SRP grantees gather in Baton Rouge for annual meeting
At the annual meeting of the NIEHS Superfund Research Program (SRP), more than 250 researchers, trainees, and administrators from across the nation gathered Oct. 15-17 in Baton Rouge, La.
The SRP supports multidisciplinary research to address human and environmental health challenges related to Superfund and other hazardous waste sites. Hosted by SRP grantees at Louisiana State University (LSU), the meeting provided a forum for discussing new research, technology, communication, and community engagement in critical areas related to the SRP mission.
The main meeting opened with remarks by Stephania Cormier, Ph.D., LSU SRP co-director. She discussed the state of the program and the wide range of SRP scientific disciplines featured in journal publications, grantee research highlights, and community engagement and research translation activities over the past year.
Following Cormier, LSU President and Chancellor F. King Alexander, Ph.D., related the mission of the SRP to his own background, describing how he grew up near a Superfund site and observed negative health effects firsthand. He spoke highly of the transdisciplinary group of researchers at the meeting and tasked them with continuing their substantial work to improve human health and the environment in the U.S. and around the world.
“This kind of university-wide research program is exactly the type of approach necessary for LSU to really make an impact in the health of its citizens,” Alexander said. “When you add that to the combined efforts of researchers at every Superfund site across the country, you get the kind of impact that truly affects a nation. I'm proud that LSU can play a part in that.”

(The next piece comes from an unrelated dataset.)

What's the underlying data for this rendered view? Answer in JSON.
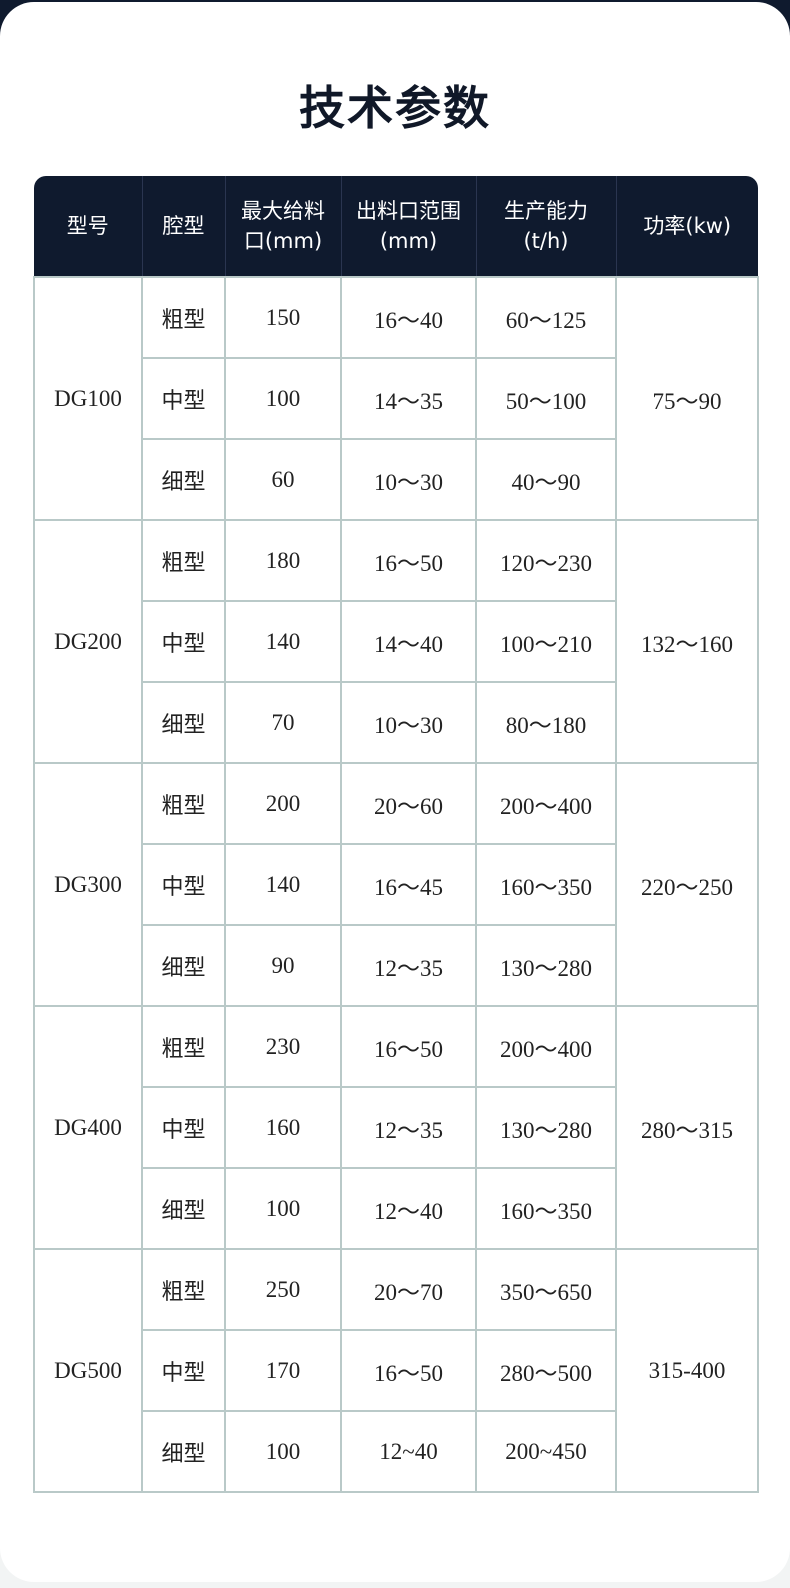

Sessions highlight science and other activities
Scientific session speakers shared research findings and implications of their work, with a focus on four main topics — halogenated pollutants; emerging contaminants and pollutant mixtures; developmental and other human health effects; and arsenic and heavy metals. Presentations ranged from research to better understand the health effects, mechanisms of actions, and variability in toxicity of legacy and emerging chemicals, to fieldwork and bench-scale projects to remediate these chemicals at hazardous waste sites and nearby communities.
For a full day prior to the beginning of the main meeting, grantees involved in research translation and community engagement gathered to hear speakers and participate in discussions related to communication strategies for forming stronger connections with communities, non-government organizations, and public agencies. They explored ways to engage communities facing environmental exposures, identify research gaps in understanding the societal effects of hazardous waste sites, and interact more effectively with each other and federal stakeholders.
Celebrating research by trainees
Along with the traditional presentations and plenary sessions, the meeting set aside time for celebrating award-winning students.
SRP trainee Corin Hammond, a Ph.D. candidate at the University of Arizona, accepted the 2013 Karen Wetterhahn Memorial Award. During her talk, she described her research on phytoremediation of mine wastes in semi-arid environments.
Six students also received prizes for their efforts in the annual student poster competition. In the non-biomedical poster session, the winners were Jing Sun of Columbia University; Leslie Knecht of the University of Miami; and Minghui Gui of the University of Kentucky. In the biomedical category, the winners were Daniel Gusenleitner of Boston University; Fabian Grimm of the University of Iowa; and Peter Wagner of Harvard University.